Software keeps EPA workers informed about chemical risks

The Environmental Protection Agency is deploying chemical management software to keep employees informed about the risks associated with various hazardous materials.

EPA employees often come into contact with hazardous chemicals in the course of their work. For example, in the EPA's Region 5, employees oversee the Great Lakes states of Illinois, Indiana, Michigan, Minnesota, Ohio and Wisconsin. They interact with caustic compounds daily as they test water and soil samples.

Occupational Safety and Health Administration (OSHA) standards require that material safety data sheets (MSDS) be available to all employees who use chemicals. But aboard EPA Region 5's Lake Guardian, a research vessel, scientists do not have space for filing cabinets. And CD-ROMs quickly become outdated.

This is where chemical management software can save lives and time.

About a year and a half ago, EPA officials outfitted the Lake Guardian ship with satellite access to the Internet and installed MSDS Vault, an online database of regularly updated chemical information. Now, the boat can sail into the middle of Lake Michigan, collect vials of water and safely perform chemical analysis, said Marc Colvin, the EPA's safety, health and environmental manager for Region 5.

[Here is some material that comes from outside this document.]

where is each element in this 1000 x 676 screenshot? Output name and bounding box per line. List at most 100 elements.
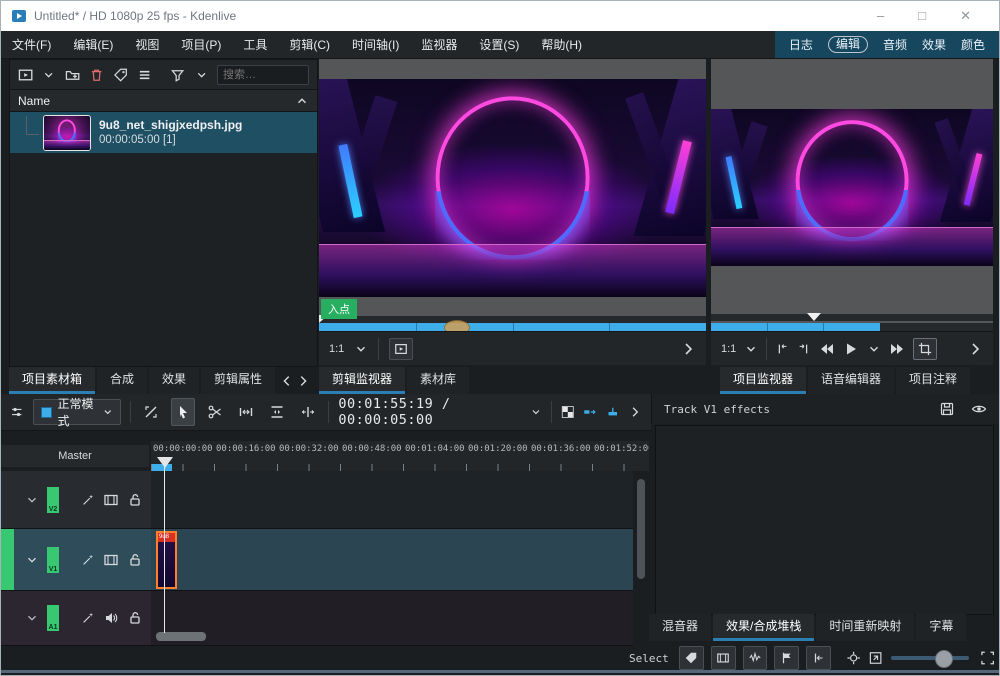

Back on solid ground, the Web-based MSDS Vault inventory allows chemists in the region's Chicago lab to save themselves from burns and poisoning.

"If someone is looking out for a pesticide, they may have to do an extraction with methylene chloride," Colvin said. The researcher wants to know, "Is it flammable? What do you do if you spill it? Can it be disposed of in the sink?"

At sea and on land, the software leaves researchers free to concentrate on their specimens in Petri dishes, instead of focusing on pieces of paper.

"If I'm looking for acetone, for example, I can click on 'a' in the search and it will be on the screen before I finish this sentence," Colvin said. "That's why I like it."

Russ McCann, president and co-founder of Actio, the company that created MSDS Vault, said an emergency worker was able to access information from the system to help save a man's eyesight after an accident at an auto dealership a couple of years ago.

Region 5 is the only EPA division using MSDS Vault, McCann said, adding that his employees have worked with other federal departments that are clearly in violation of OSHA's requirements.

"I would say a majority of [Defense] agencies are still using paper binders or CDs with unrevised MSDSs," he said.

Government occupational health officials could not confirm this observation, saying that neither OSHA nor any other federal body inspects agencies for MSDS compliance.

It's really up to EPA officials, said Kate Garay, health education specialist for Federal Occupational Health, a service unit within the Department of Health and Human Services' Program Support Center.

"They are supposed to be doing internal audits or hiring outside firms to do audits," she said.